Hello sweetpea, I totaly agree with lovinmylife &chris62, you have been betrayed big time and I feel there was plenty of time on his part to have been honest with you, no one deserves that kind of treatment, stay strong & true to yourself I guess we learn what mistakes we make when we discover that the ones we love are not alway,s what they seem to be.
I once wrote a poem about a situation regards to a man that truly hurt me...
It,s not funny anymore
I,ve had enough of you
Lost my appetite
There,s nothing left to chew
That,s right I,ve had enough of you
You,re not a book
your,re not a dream and
Worst of all you,re not what you seemed
That,s right , I have had enough of you.................................
CHRIS1962 if u can please give your insight on some issues I have had if you can. I have posted a thread IN LOVE WITH A GEMINI MAN PLEASE HELP. I want to see what vibe you get if you have the time. I would much appreciate it. I need to know how to make him come to me.
Sweatpea...you say the baby is a year and a half? And you two have been together for 3 years? That woudl mean he cheated on you correct?
I have had a cancerian boyfriend. He is now my EX. He meant well but to clingy for me. I am a Sag. Temper tantrums all the time. Mood swings, lies.
A lie is a lie NO MATTER how big or small. If he cheated on you, I understand people make mistakes, but he KEPT A CHILD FROM YOU. To me I would consider that a hidden lie no matter if he said it or not. Especially if he had this baby while he was with you.

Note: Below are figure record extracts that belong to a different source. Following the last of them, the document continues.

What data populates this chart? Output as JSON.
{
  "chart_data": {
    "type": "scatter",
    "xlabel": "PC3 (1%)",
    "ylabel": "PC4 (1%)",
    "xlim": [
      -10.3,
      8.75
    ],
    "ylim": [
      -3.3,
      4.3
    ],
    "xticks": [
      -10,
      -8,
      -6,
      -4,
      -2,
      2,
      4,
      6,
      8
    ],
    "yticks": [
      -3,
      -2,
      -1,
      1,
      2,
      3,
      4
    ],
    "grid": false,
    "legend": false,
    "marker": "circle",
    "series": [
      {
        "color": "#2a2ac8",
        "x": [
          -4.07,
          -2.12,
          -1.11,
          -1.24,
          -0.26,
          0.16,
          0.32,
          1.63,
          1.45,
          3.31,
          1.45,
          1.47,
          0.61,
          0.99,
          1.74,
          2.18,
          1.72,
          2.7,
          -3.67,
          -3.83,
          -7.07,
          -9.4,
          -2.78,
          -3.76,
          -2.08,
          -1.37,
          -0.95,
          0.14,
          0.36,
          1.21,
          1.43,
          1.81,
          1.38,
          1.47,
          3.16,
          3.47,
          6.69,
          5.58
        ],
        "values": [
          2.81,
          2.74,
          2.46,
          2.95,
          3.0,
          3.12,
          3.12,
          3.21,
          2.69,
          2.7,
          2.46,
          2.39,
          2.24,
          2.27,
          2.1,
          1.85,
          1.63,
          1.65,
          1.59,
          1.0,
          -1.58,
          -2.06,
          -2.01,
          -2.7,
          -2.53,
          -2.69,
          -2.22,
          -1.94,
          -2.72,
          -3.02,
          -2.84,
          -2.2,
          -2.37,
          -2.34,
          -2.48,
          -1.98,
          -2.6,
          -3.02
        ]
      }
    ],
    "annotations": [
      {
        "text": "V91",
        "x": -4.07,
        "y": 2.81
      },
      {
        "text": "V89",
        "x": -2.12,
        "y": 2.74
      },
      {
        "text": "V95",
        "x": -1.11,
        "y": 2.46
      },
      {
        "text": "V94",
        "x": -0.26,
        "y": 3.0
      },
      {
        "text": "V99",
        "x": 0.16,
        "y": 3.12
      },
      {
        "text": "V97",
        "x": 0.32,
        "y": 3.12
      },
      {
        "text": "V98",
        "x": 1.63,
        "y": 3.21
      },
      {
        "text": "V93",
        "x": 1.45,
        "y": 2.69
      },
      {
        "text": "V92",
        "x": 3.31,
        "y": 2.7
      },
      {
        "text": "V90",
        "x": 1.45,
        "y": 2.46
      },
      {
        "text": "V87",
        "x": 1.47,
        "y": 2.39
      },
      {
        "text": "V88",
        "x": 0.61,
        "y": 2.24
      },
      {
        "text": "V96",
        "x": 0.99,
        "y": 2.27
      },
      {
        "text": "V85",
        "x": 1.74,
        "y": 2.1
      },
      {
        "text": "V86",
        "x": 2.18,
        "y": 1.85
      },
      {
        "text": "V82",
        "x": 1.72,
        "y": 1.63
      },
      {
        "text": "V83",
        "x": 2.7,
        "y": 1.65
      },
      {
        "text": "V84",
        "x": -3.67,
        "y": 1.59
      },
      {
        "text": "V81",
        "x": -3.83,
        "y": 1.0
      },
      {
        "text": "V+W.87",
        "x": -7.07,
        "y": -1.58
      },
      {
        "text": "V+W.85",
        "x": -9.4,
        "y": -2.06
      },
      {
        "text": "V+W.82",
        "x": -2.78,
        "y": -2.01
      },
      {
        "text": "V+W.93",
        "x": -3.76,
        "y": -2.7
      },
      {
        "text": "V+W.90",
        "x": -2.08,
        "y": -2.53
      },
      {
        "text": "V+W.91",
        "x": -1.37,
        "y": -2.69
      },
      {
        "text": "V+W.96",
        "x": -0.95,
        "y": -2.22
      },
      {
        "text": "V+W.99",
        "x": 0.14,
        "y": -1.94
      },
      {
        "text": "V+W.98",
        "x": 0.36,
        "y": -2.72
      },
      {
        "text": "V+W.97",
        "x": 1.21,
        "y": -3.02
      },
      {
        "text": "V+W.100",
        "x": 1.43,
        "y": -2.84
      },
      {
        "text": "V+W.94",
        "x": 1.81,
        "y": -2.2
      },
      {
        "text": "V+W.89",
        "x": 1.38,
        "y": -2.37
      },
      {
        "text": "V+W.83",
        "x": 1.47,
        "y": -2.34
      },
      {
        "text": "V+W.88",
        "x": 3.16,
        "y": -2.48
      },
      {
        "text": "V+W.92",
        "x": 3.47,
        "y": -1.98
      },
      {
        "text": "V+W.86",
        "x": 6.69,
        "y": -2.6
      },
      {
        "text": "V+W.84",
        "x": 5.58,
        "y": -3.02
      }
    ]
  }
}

No one can tell you what your heart feels or what you feel..but do you honestly want a man like that? He already went against your trust but going behind you back and seeing someone else.
What do you think is best for you? And you have to be honest about it.
HE FINALLY CONTACTS ME! u guys were right, but it ended in us no longer speaking...I told him it was best if we no longer speak for me to move on and that its best if we didnt know each other. He took it in a way and I feel better abou the situation. Juat hate the fact that I just single handily removed someone from my life :(.